Convert PDF to Excel

robot
activities
studio
uipath

#1

Hi all

I am working on a secured PDF which are all diagrams, and need to convert it to excel.
Due to it is secured, the only thing i can use is convert pdf to txt, and then capture content I need in the text to excel form.

There is a diagram I cannot convert it,test.pdf (27.4 KB)

this pdf is an example of the diagram due to security issues. I write a word and generate this pdf.

I want it looks like normal format in the excel.
However, it looks like this in the notepad

does any one have any idea how to do this?

Thanks so much!


#2

@jingwang0222

Open the pdf with microsoft word first, and copy it to Excel. It might be work.

J,


#3

Hi,
You have a same problem as me. I used Tabula to solve it. try and let me know


#4

Hi Jumbo

I convert it to word and try to copy paste the word content to excel, but it didnt work good,

here are the word & xaml, can you have a look? thanks!

test doc.zip (28.1 KB)

530.xaml (30.2 KB)


#5

Hi
thanks for your advise, but my file is secured and cannot be uploaded.

cheers


#6

@jingwang0222

I checked both and I got what you mean, there is many useless blank and line break exist in the word file.
However, I suppose this is owe to PDF format and those data is the same as PDF, right?

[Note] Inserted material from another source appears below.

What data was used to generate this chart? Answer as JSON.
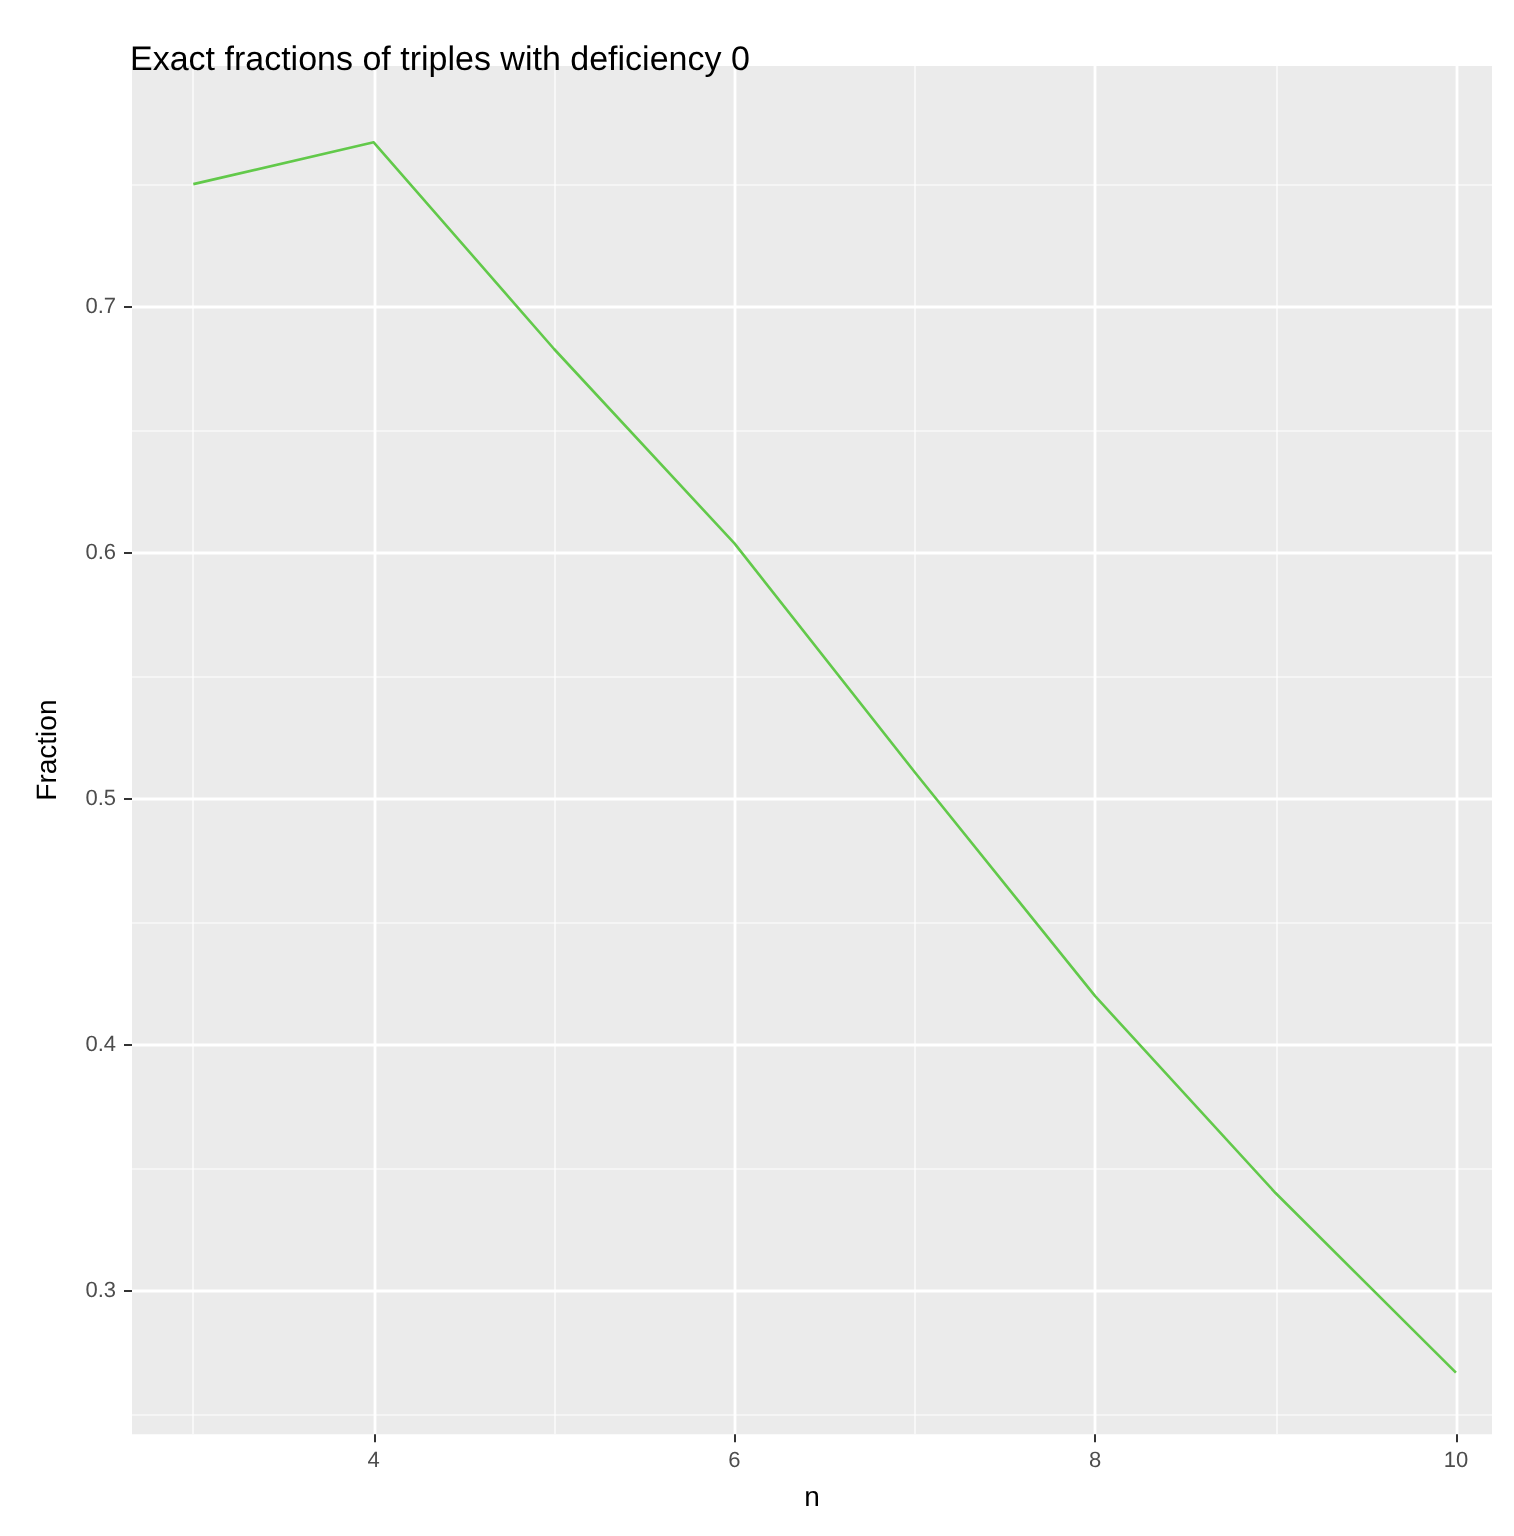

In my understanding, this is only way to read PDF file with it’s table format if you cannot use data scraping method in the PDF (except OCR).
So If the format is stable, I recommend you to extract PDF data with this way and delete each space what you don’t need…

Rgds,
J,


#7

Thanks for your advice, I also tried that method, but it is too slow and didnt work well as I thought. So i came back to the method that capture data from txt. and i want to use regular expression to do that, which seems achievable for me, if you r still interest, i have asked a new question.

Thanks
Jing


#8

Hi,

what do you mean upload? I use tabula-java.